Moment-based Uniform Deviation Bounds for $k$-means and Friends
This work addresses theoretical guarantees for clustering algorithms, offering uniform deviation bounds that are incremental but provide new insights for distributions with moment constraints.
The paper tackles the problem of bounding the difference between sample and distribution costs for k-means clustering when fitting k centers to m points from distributions with bounded moments, showing the deviation decays as m^{min{-1/4, -1/2+2/p}}. It also extends this analysis to a soft clustering variant and provides refined rates for structured instances.

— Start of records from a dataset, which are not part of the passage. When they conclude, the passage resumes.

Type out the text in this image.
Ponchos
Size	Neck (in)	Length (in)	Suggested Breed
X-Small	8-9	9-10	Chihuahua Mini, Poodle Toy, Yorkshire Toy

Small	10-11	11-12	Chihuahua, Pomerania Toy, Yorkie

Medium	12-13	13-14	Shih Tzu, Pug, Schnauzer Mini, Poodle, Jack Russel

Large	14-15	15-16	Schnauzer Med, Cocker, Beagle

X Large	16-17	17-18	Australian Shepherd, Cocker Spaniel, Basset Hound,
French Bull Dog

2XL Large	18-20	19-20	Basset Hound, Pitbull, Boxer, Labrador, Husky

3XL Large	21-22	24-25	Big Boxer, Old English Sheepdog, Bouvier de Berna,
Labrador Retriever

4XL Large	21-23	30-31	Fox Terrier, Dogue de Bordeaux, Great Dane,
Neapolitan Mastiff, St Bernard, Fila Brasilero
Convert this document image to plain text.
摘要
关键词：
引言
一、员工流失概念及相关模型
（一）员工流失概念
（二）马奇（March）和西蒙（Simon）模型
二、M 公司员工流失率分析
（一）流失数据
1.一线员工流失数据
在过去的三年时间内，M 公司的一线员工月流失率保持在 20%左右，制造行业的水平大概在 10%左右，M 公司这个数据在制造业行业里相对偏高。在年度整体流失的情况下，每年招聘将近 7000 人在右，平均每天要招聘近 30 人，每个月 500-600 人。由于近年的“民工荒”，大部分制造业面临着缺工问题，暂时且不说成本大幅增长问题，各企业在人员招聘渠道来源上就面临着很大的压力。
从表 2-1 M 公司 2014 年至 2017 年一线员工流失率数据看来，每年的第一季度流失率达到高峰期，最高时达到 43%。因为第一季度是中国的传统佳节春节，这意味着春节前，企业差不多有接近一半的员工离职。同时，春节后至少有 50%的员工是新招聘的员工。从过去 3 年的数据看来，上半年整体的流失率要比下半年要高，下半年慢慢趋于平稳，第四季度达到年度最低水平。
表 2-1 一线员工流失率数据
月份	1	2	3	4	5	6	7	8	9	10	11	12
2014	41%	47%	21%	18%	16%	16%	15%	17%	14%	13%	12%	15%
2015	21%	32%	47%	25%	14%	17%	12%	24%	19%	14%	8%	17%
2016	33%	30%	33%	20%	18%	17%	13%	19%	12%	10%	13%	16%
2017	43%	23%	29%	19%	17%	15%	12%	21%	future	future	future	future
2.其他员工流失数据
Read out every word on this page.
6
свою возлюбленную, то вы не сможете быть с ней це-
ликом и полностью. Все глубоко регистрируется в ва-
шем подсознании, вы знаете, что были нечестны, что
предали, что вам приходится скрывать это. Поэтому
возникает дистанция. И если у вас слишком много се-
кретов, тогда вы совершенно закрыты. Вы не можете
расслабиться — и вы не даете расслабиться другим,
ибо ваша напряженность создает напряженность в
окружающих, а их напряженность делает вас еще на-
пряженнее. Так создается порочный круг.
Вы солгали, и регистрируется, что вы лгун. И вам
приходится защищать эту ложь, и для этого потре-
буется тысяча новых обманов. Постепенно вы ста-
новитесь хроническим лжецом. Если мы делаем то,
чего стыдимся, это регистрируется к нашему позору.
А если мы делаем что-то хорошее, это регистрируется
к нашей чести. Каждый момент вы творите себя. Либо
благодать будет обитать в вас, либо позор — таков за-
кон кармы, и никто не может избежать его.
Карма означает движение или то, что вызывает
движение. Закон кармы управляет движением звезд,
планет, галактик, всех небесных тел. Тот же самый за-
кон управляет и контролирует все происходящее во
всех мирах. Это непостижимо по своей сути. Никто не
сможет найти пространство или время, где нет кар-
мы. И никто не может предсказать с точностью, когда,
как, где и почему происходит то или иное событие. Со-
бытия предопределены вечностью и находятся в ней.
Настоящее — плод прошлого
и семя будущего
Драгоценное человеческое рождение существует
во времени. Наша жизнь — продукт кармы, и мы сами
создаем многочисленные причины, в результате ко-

Suppose $k$ centers are fit to $m$ points by heuristically minimizing the $k$-means cost; what is the corresponding fit over the source distribution? This question is resolved here for distributions with $p\geq 4$ bounded moments; in particular, the difference between the sample cost and distribution cost decays with $m$ and $p$ as $m^{\min\{-1/4, -1/2+2/p\}}$. The essential technical contribution is a mechanism to uniformly control deviations in the face of unbounded parameter sets, cost functions, and source distributions. To further demonstrate this mechanism, a soft clustering variant of $k$-means cost is also considered, namely the log likelihood of a Gaussian mixture, subject to the constraint that all covariance matrices have bounded spectrum. Lastly, a rate with refined constants is provided for $k$-means instances possessing some cluster structure.